Dear Carolina Community,
The recent observance of the High Holy Days by our Jewish community gave me an opportunity to reflect on the history of antisemitism both in our country and around the world. I know that on this issue, there are unique sensitivities and ways our speech and actions can enflame and enable hatred to reveal itself. Antisemitism is one of the oldest and most persistent of hatreds, manifesting itself around the world, our country, and even on our campus. At Carolina, we unequivocally reject and deplore antisemitism. It has no place on our campus.
For a long time, academics have discussed the relationship and differences between anti-Zionism and antisemitism. A few years ago, I sat around the table at Hillel with a large group of Jewish students who had an open and honest debate on this very issue. I came away from that conversation recognizing the complexities surrounding these discussions and the ways that Zionism is an integral part of many of our Jewish students’ identity. As an academic community, we have an obligation to support rigorous, informed debate, and this extends to the difficult and sensitive set of topics relating to the history and future of Israel and Palestine. I believe we must recognize the line between some expressions of anti-Zionism and actual antisemitism. I have heard from students and alumni who’ve felt unwelcome and marginalized by discourse crossing that line, and their experience is troubling to me.

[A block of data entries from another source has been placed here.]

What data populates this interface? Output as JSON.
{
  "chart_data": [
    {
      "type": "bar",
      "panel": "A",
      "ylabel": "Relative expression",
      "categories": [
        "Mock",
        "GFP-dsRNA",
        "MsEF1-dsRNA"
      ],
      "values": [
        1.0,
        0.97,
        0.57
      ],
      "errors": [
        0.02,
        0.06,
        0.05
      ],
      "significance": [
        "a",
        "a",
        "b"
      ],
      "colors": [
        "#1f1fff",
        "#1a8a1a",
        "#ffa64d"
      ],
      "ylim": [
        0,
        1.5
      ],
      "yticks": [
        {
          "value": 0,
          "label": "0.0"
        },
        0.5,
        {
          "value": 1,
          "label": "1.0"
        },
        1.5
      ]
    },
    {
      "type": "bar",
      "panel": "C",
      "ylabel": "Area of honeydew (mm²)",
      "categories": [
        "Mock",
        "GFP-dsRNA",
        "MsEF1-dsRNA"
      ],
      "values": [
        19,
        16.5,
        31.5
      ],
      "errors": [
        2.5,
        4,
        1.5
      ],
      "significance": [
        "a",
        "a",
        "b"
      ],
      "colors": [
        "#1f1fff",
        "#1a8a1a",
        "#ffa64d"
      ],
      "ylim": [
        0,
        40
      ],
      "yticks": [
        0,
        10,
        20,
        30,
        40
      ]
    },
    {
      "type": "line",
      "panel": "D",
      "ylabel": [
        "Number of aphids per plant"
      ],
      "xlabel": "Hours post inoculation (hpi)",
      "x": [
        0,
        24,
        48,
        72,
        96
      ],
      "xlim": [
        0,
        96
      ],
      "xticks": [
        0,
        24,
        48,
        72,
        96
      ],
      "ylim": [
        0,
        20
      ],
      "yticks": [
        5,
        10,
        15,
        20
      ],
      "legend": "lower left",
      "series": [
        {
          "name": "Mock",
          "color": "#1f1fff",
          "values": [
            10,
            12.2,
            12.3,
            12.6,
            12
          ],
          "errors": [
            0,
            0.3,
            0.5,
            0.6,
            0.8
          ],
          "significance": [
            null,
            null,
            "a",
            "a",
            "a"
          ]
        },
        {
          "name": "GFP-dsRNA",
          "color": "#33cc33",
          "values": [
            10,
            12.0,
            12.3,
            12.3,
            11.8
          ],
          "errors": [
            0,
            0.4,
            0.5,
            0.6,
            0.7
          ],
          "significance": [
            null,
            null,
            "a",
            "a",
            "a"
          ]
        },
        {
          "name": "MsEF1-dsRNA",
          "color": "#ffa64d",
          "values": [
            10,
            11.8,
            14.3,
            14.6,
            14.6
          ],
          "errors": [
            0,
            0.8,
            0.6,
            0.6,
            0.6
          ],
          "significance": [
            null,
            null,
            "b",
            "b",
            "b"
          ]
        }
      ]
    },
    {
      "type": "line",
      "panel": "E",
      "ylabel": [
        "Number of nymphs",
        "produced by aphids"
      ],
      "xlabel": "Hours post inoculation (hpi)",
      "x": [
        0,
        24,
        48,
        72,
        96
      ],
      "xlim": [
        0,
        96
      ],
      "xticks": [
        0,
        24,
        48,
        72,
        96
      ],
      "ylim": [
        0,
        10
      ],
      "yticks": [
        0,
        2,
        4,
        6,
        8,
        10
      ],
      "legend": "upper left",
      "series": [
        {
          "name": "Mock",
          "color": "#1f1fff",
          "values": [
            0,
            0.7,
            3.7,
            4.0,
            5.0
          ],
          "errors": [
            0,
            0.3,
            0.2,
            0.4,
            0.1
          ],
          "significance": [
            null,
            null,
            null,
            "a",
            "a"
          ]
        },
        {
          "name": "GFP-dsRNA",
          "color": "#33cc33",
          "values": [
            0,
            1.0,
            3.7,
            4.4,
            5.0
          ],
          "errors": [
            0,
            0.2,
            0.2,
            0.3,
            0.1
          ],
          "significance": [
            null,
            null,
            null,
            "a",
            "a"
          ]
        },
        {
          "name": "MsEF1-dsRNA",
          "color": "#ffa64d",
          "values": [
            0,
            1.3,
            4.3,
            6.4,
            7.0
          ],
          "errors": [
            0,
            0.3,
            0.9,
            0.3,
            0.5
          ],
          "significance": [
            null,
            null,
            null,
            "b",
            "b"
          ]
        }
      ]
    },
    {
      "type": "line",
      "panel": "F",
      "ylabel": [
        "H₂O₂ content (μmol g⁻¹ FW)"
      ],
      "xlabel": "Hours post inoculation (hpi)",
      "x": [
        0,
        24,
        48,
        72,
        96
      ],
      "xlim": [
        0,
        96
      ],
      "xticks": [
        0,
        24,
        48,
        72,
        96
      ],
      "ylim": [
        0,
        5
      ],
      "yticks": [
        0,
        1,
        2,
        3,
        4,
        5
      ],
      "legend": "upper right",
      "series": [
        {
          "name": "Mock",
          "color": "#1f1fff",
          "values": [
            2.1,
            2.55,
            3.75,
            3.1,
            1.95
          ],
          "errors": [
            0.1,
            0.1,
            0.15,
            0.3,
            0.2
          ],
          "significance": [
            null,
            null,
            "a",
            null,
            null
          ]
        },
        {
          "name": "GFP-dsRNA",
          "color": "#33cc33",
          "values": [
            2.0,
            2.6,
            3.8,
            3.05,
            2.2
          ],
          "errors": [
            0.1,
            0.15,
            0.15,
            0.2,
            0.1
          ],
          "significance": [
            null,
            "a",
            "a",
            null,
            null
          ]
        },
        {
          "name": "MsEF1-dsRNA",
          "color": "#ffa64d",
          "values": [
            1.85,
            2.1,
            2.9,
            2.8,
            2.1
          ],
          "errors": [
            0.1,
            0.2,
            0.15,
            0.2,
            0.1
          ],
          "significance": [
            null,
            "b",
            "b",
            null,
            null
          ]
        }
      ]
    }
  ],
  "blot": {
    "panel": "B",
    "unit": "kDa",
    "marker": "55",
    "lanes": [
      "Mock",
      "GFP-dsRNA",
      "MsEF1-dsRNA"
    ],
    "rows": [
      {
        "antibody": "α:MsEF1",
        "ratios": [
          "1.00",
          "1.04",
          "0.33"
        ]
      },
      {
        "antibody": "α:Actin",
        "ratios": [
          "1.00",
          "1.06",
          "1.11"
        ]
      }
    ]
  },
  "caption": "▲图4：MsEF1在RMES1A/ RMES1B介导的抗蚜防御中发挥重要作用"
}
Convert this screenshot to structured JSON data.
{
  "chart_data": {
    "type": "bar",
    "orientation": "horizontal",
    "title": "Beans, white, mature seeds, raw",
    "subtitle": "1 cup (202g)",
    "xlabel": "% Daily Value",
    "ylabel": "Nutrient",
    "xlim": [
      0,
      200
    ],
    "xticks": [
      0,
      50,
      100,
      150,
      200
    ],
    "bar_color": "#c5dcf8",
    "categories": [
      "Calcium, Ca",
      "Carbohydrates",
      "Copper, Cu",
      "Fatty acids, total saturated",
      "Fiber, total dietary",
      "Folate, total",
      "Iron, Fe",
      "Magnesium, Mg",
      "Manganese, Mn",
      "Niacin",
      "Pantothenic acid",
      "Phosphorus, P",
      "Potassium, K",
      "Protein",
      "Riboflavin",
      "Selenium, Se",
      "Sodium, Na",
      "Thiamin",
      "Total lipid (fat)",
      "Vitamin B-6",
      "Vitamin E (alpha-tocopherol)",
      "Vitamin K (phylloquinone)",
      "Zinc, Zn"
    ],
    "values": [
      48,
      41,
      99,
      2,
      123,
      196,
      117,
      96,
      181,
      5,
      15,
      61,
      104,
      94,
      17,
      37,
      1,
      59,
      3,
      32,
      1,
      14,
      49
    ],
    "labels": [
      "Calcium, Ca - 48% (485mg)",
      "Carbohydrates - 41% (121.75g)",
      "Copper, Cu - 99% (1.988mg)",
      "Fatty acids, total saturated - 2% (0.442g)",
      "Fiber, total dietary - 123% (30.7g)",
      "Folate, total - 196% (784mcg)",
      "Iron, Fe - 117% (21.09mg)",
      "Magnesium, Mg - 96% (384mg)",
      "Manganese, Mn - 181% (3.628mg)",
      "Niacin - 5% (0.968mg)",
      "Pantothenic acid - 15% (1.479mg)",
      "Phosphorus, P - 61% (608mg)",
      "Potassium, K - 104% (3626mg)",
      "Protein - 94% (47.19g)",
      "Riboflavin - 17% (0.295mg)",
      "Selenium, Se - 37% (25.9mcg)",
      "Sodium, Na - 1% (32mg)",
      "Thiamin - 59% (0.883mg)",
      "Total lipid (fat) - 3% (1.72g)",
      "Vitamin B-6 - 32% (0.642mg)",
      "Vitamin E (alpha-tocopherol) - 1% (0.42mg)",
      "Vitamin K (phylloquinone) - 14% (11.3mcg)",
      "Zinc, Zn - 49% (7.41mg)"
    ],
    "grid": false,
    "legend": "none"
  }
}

One way to foster a welcoming and inclusive environment for our Jewish students is an effort we have recently joined in partnership with North Carolina Hillel — Hillel International’s Campus Climate Initiative. Through the program, we will learn best practices for cultivating a positive campus climate where all students are comfortable expressing their identity and values. We are convening a diverse advisory committee to implement this initiative.
In addition, I want to understand better the concerns I’ve heard from many in our community who think the University has not been forthcoming enough in recognizing antisemitism and communicating our efforts to combat it. Toward that end, I have asked campus leaders to hold listening sessions this October and next spring intended to bring our community together to discuss concerns around all forms of discrimination and harassment, including but not limited to antisemitism. We have held listening sessions in the past and we want to continue to be available to those whose voices have not yet been heard. The dates and locations will be posted in The Well. In the meantime, I encourage any student who feels discriminated against or harassed based on their ethnic background or religious identity to report it immediately to the Equal Opportunity and Compliance Office.
As a Carolina community, we must do everything in our power to combat discrimination. I hope that each of you will join me in this endeavor.